Limites da Obcessão [Parte 2]

Quando dei por mim já a garrafa jazia ao meu lado no sofá, tombada para o lado, enquanto eu dava o último gole de vinho esperando desesperadamente que tal bebida limpasse a minha frustração obstinada. Perguntava-me, naquele preciso momento, a razão da existência de Lori na vida dele. Porquê? Nós podíamos ser tão felizes se não houvesse aquela rapariguinha no meio! Aquela criatura de palmo e meio que gostava muito de brincar as senhoras crescidas, erguendo-se nos seus saltos altos de 10cm quando ela própria não media mais de metro e meio. Usava o seu cabelo preto escorrido com uma franjinha de boneca sobre os olhos… Começava a sentir as pálpebras pesadas do álcool, tudo tinha abrandando a um ritmo quase sobrenatural e, apesar de tudo ter começado a parecer melhor, não conseguia tirar Lori da cabeça! Queria que ela desaparecesse, queria estalar os dedos e vê-la evaporar-se no ar, queria ser feliz junto do homem que amava. Segundo Jelle ela acabaria por se ir embora, ia voltar para Espanha após terminar a faculdade… Mas admitamos que isso não iria propriamente acontecer no dia seguinte! Recordei-me inevitavelmente de uma conversa que tinha tido com Jelle umas semanas atrás.
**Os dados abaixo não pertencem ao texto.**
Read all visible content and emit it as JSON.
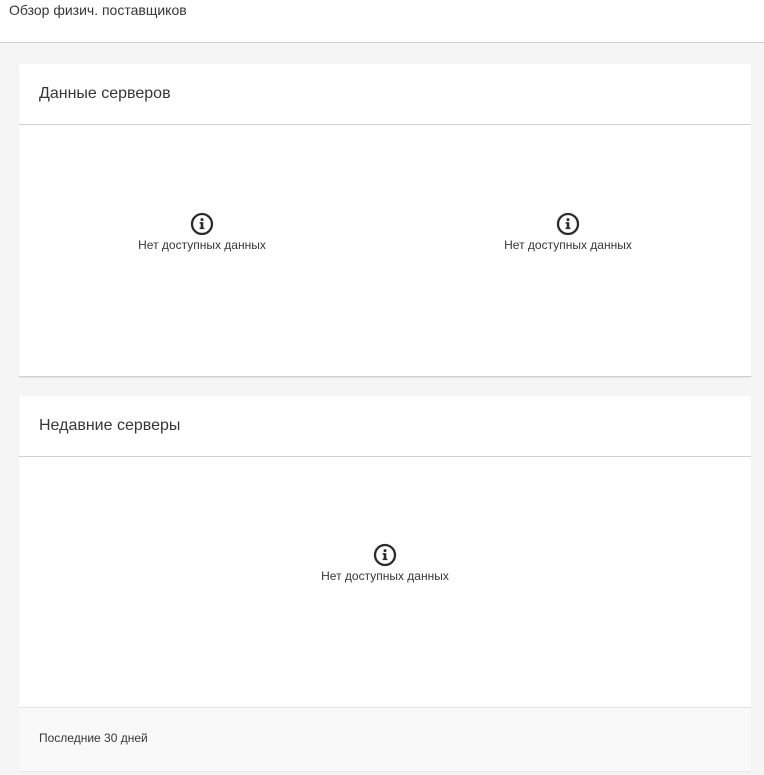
{
  "header": {
    "title": "Обзор физич. поставщиков"
  },
  "cards": {
    "server_data": {
      "title": "Данные серверов",
      "widgets": [
        {
          "icon": "info-icon",
          "message": "Нет доступных данных"
        },
        {
          "icon": "info-icon",
          "message": "Нет доступных данных"
        }
      ]
    },
    "recent_servers": {
      "title": "Недавние серверы",
      "widgets": [
        {
          "icon": "info-icon",
          "message": "Нет доступных данных"
        }
      ],
      "footer": "Последние 30 дней"
    }
  },
  "colors": {
    "background": "#f5f5f5",
    "card": "#ffffff",
    "text": "#363636",
    "border": "#d1d1d1"
  }
}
Ambos estávamos sentados no sofá, os braços dele prendiam-se à volta dos meus ombros.
“Amo-te…” sussurrara ele ao meu ouvido. “Também te amo meu doce… Diz-me uma coisa… Quando é que vou deixar de te partilhar com a Lori?” dissera eu fitando os seus grandes olhos azuis. “Esse dia está quase a chegar linda…” respondera ele, finalizando após um beijo “Eu largaria qualquer coisa por ti!” “Asério?” se não estivesse tão cega ter-me-ia surpreendido com a minha própria ingenuidade. “A sério meu amor…” ele afagava-me o cabelo enquanto me beijava o pescoço…
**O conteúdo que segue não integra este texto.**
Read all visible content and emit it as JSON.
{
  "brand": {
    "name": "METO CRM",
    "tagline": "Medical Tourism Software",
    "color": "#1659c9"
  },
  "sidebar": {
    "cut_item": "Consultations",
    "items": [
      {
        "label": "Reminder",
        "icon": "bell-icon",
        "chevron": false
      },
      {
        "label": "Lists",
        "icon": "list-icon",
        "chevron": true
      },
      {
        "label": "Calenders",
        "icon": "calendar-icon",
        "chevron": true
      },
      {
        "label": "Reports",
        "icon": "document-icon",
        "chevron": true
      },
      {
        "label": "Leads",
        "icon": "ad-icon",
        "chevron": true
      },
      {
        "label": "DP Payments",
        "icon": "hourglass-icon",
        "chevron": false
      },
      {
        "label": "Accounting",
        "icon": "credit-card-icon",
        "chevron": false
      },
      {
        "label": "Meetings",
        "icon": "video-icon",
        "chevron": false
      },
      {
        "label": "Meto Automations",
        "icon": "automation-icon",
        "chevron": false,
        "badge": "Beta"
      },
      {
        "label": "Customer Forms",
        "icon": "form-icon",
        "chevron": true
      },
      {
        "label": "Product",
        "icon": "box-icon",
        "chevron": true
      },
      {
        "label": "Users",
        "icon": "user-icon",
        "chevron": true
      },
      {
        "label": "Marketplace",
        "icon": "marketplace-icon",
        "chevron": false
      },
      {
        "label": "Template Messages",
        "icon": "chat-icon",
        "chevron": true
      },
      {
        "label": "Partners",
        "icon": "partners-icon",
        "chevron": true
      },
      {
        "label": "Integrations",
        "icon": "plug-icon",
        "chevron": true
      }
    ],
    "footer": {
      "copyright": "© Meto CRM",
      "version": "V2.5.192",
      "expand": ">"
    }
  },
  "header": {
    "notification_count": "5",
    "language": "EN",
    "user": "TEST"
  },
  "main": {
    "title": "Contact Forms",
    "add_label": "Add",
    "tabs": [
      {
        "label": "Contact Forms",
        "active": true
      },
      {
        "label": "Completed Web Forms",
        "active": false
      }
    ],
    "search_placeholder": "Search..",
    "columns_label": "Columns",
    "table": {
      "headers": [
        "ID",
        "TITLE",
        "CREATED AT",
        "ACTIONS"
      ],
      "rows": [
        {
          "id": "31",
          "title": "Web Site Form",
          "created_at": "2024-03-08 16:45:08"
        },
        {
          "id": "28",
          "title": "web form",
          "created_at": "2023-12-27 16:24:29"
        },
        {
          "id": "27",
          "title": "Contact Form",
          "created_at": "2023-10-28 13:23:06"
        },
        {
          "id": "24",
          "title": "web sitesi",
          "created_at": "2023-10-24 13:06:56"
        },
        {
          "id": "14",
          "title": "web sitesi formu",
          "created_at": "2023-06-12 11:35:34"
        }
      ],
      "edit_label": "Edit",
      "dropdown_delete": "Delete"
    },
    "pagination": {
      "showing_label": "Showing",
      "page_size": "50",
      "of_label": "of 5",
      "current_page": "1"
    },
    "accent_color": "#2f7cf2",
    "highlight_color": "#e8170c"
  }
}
O resto da memória já estava turva, aliás, já tudo era turvo à minha vista, mirei pela janela. O rio Amstel corria perante os meus olhos numa rapidez fugaz, via as árvores agitadas serem chicoteadas pelo vento violento. Na minha cabeça as cores já se misturavam, os salpicos florais que repousavam no leito do rio não eram mais que meros pontos na tela distorcida que era a minha mente. Os meus olhos ameaçavam fechar. Recuei uns passos e tombei no sofá, imóvel. Apaguei…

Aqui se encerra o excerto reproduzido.